[258] in Kerberos
re: an_to_ln
daemon@TELECOM.MIT.EDU (Stan Zanarotti)
Tue Nov 17 15:39:36 1987
From: srz@MELANGE.LCS.MIT.EDU (Stan Zanarotti)
To: Saltzer@ATHENA.MIT.EDU
Cc: kerberos@ATHENA.MIT.EDU
>There are two mapping concepts here that are best kept orthogonal.
>1. Mapping from an external identity to internal identity. This
>mapping should be one-to-one, should almost never change, and should
>be as obvious as possible.
>2. Allowing several identities to map together, to accomplish some
>kind of proxy login or access control goal. This mapping should be
>done either by mapping external identities to external identities, or
>by mapping internal identities to internal identities.
Let me see if I can figure this through, so that I can understand
exactly what you're proposing.
Situation #1:
One capability that I want to have is NFS, POP, and rlogin access from
my LCS account over to my Athena account. This is an access decision
that I make. If this had to be done by a system administrator, I
could whine at Jeff to get this done, but it would be better if I
could set this up myself from my Athena account.
Since this is a many-to-one mapping, it would have to be covered by
mapping #2. The external identity srz@LCS.MIT.EDU would have to be
mapped to the external identity srz@ATHENA.MIT.EDU. Presumably, when
the LCS client machine contacts Athena's kerberos server, it presents
tickets authenticating me as srz@LCS.MIT.EDU. The kerberos server
would give me back tickets authenticating me as srz@ATHENA.MIT.EDU.

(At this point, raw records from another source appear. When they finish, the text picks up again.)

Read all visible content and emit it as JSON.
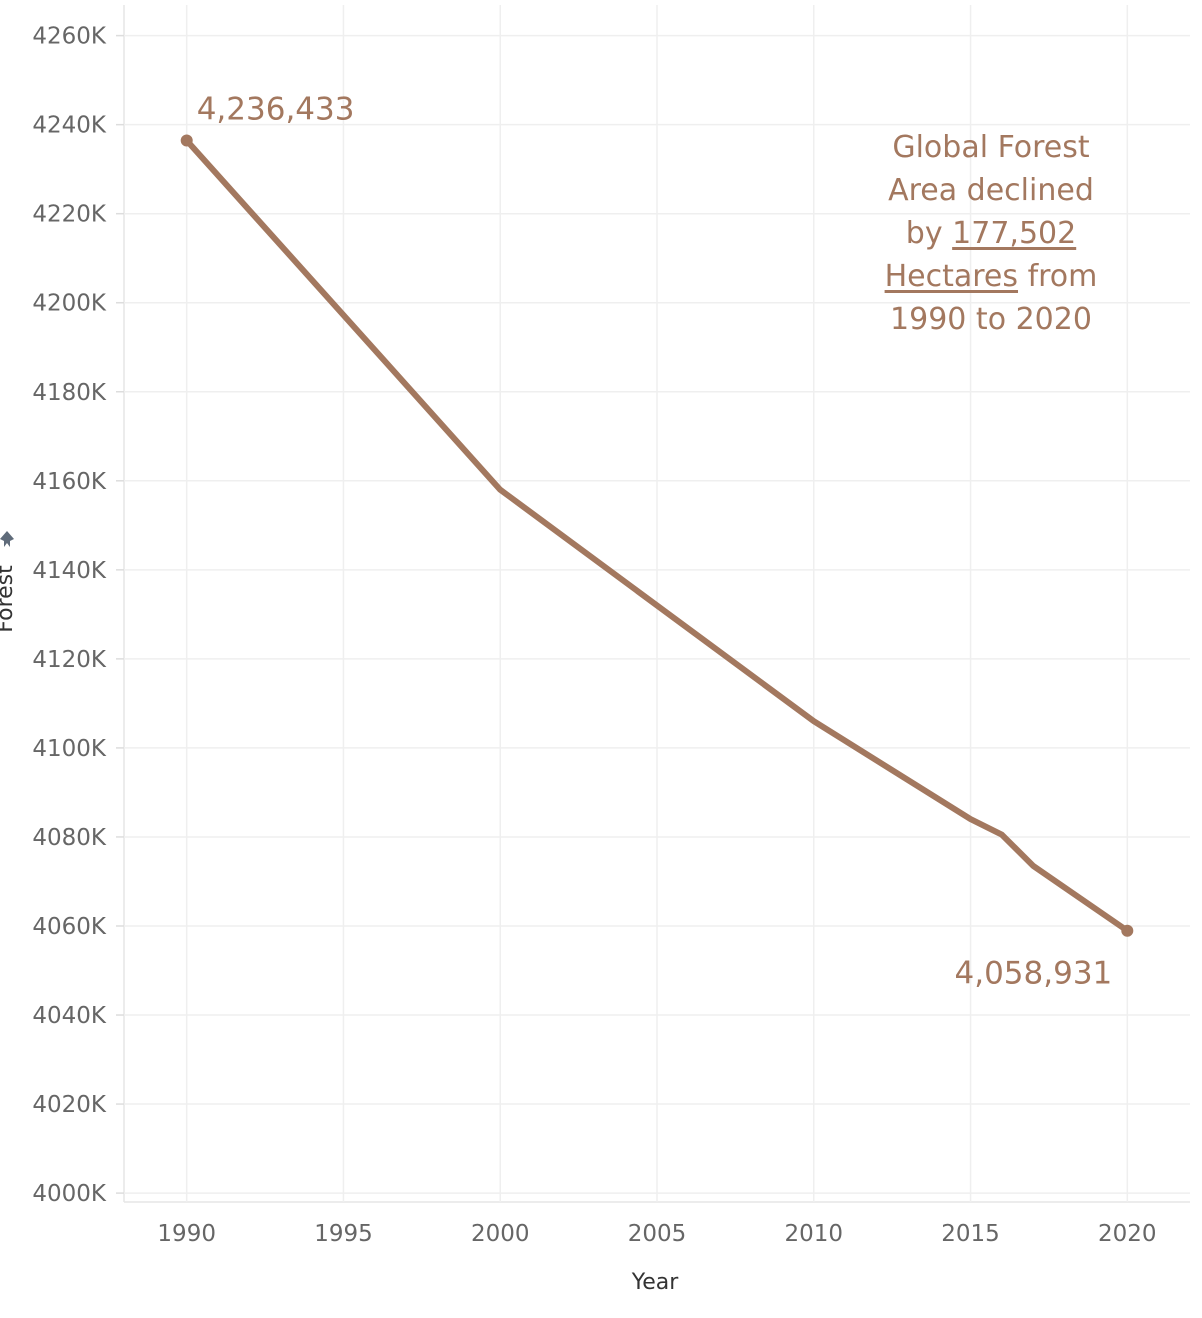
{
  "chart_data": {
    "type": "line",
    "xlabel": "Year",
    "ylabel": "Forest",
    "x_ticks": [
      "1990",
      "1995",
      "2000",
      "2005",
      "2010",
      "2015",
      "2020"
    ],
    "y_ticks": [
      "4000K",
      "4020K",
      "4040K",
      "4060K",
      "4080K",
      "4100K",
      "4120K",
      "4140K",
      "4160K",
      "4180K",
      "4200K",
      "4220K",
      "4240K",
      "4260K"
    ],
    "xlim": [
      1988,
      2022
    ],
    "ylim": [
      3998,
      4268
    ],
    "grid": true,
    "color": "#A3785F",
    "series": [
      {
        "x": [
          1990,
          2000,
          2010,
          2015,
          2016,
          2017,
          2020
        ],
        "y": [
          4236.433,
          4158.0,
          4106.0,
          4084.0,
          4080.5,
          4073.5,
          4058.931
        ]
      }
    ],
    "data_labels": [
      {
        "x": 1990,
        "y": 4236.433,
        "text": "4,236,433"
      },
      {
        "x": 2020,
        "y": 4058.931,
        "text": "4,058,931"
      }
    ],
    "annotation": {
      "line1": "Global Forest",
      "line2": "Area declined",
      "line3_prefix": "by",
      "amount": "177,502",
      "unit": "Hectares",
      "from_word": "from",
      "line5": "1990 to 2020"
    }
  },
  "icons": {
    "axis_filter": "pin-icon"
  }
}
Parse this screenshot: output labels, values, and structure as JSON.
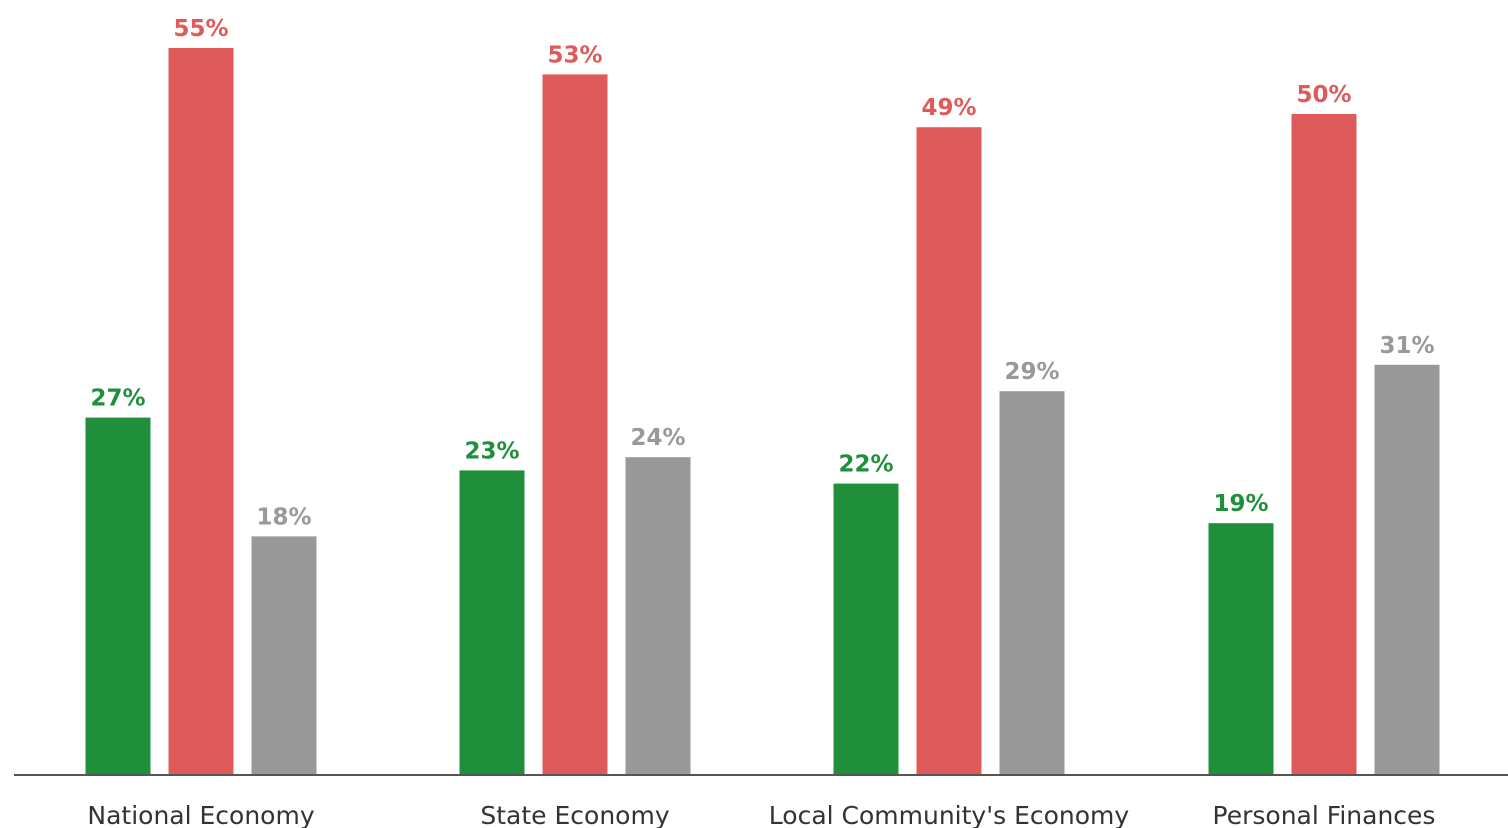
{
  "chart_data": {
    "type": "bar",
    "categories": [
      "National Economy",
      "State Economy",
      "Local Community's Economy",
      "Personal Finances"
    ],
    "series": [
      {
        "color": "#1f8f3c",
        "values": [
          27,
          23,
          22,
          19
        ]
      },
      {
        "color": "#df5b5b",
        "values": [
          55,
          53,
          49,
          50
        ]
      },
      {
        "color": "#999999",
        "values": [
          18,
          24,
          29,
          31
        ]
      }
    ],
    "value_suffix": "%",
    "ylim": [
      0,
      55
    ],
    "grid": false,
    "legend": "none",
    "title": "",
    "xlabel": "",
    "ylabel": ""
  }
}
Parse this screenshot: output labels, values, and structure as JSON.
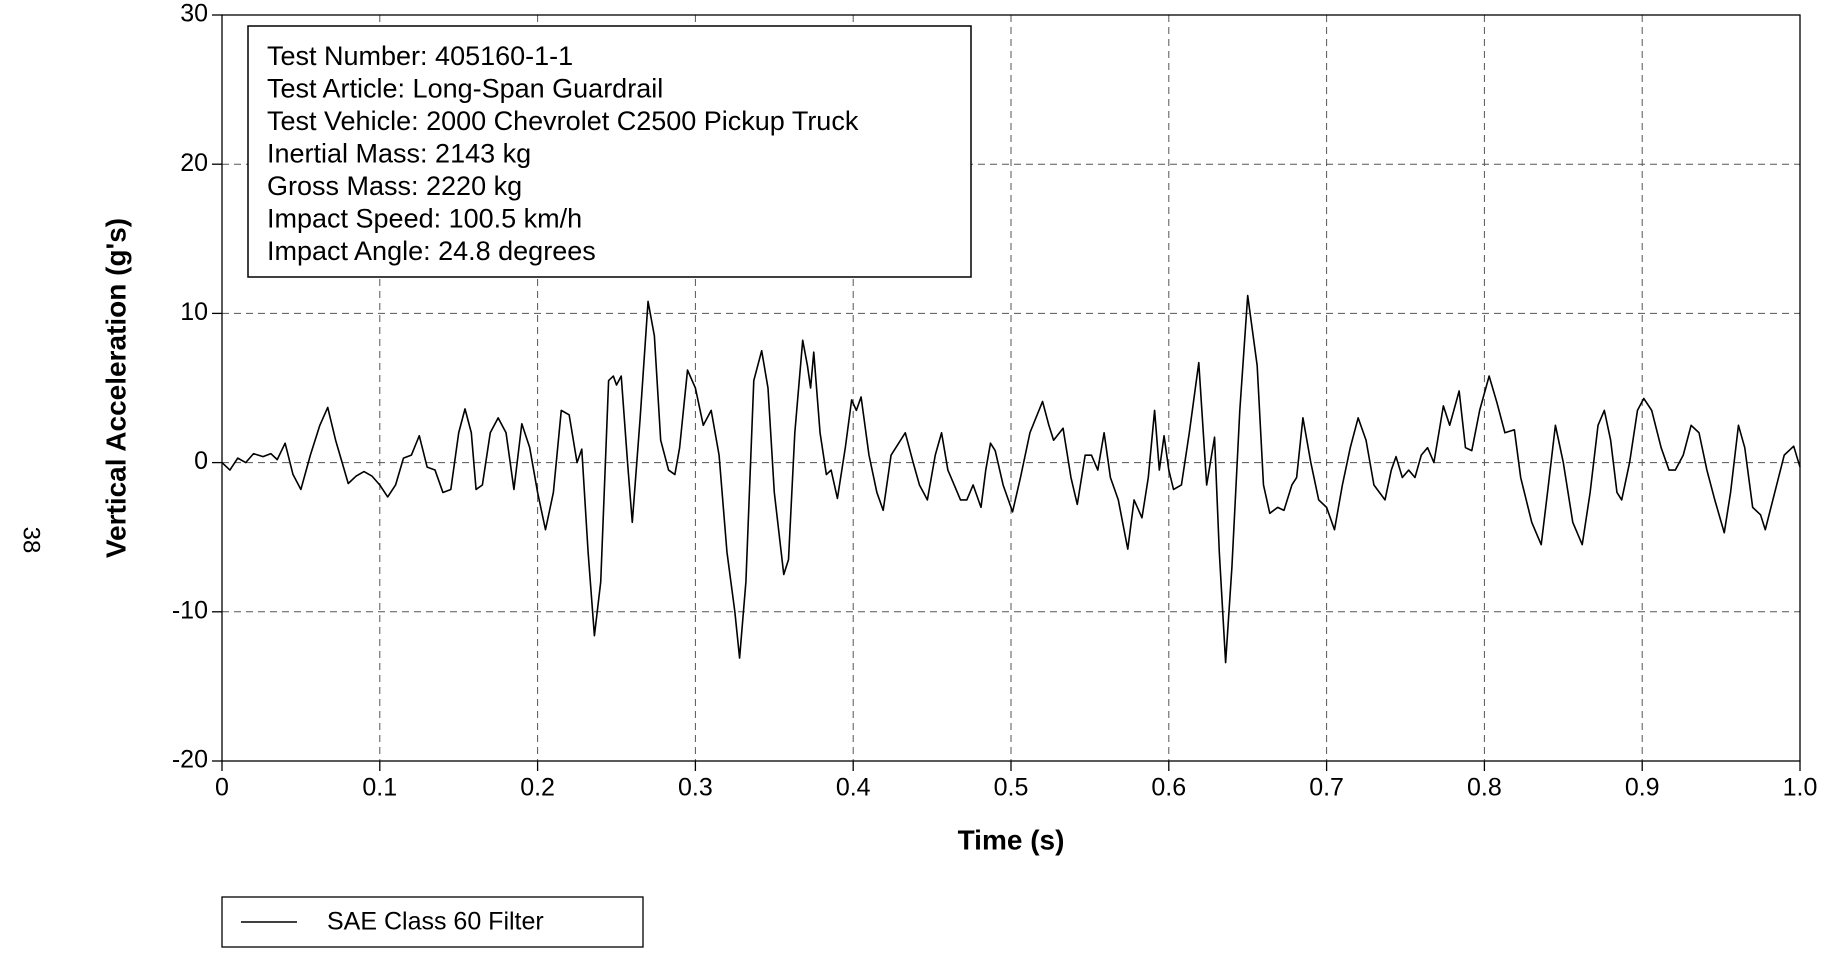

I can present these tickets to charon, which will allow me to access
my files.
This scheme's advantage is that it takes care of the entire realm at
once. By updating one database (the one on the kerberos server(s)), I
can allow srz@LCS.MIT.EDU proxy for srz@ATHENA.MIT.EDU, for all
services. I do not have to set up separate access control lists for
the mail services, the NFS service, etc. The disadvantages are that
there is no granularity of access control (it's all or nothing), there
is still a denial of service attack, it involves changing the Kerberos
protocol (I'm getting back different tickets than I'm asking for) and
adding another database that the kerberos server has to maintain.
Situation #2:
Athena has the concept of "root" instances, which are Kerberos
instances that are more privileged than the normal (user, "")
instances. Services with access control lists (like rlogin), will
sometimes have root instances listed, but not the normal instances.
What Jeff wants is for POP and NFS access still work with root tickets
as well as normal tickets. That is, ("jis", "root") tickets would be
able to read the mailbox for "jis", just as well as ("jis", ""). This
too is a many-to-one mapping, and therefore has to be covered by
mapping #2. The external identity jis.root@ATHENA.MIT.EDU maps to
the external identity jis@ATHENA.MIT.EDU. If this mapping was always
done before the access control list check, then the root instances would be
useless; they would simply be washed away by this mapping.
So I'm not sure how we can accomplish both goals simulateneously if we
restrict ourselves to the two types of mappings above. And if we're
giving up on any of these goals, I would like to know now.
One final observation about goal #1: The current interrealm
mechanisms in Kerberos are woefully inadequate. If we start promoting
Kerberos as the solution to inter-realm access control, we've got to
come up with better inter-realm support. Currently I am one of the
few people suffering from this; Jeff gave up on the TELECOM realm.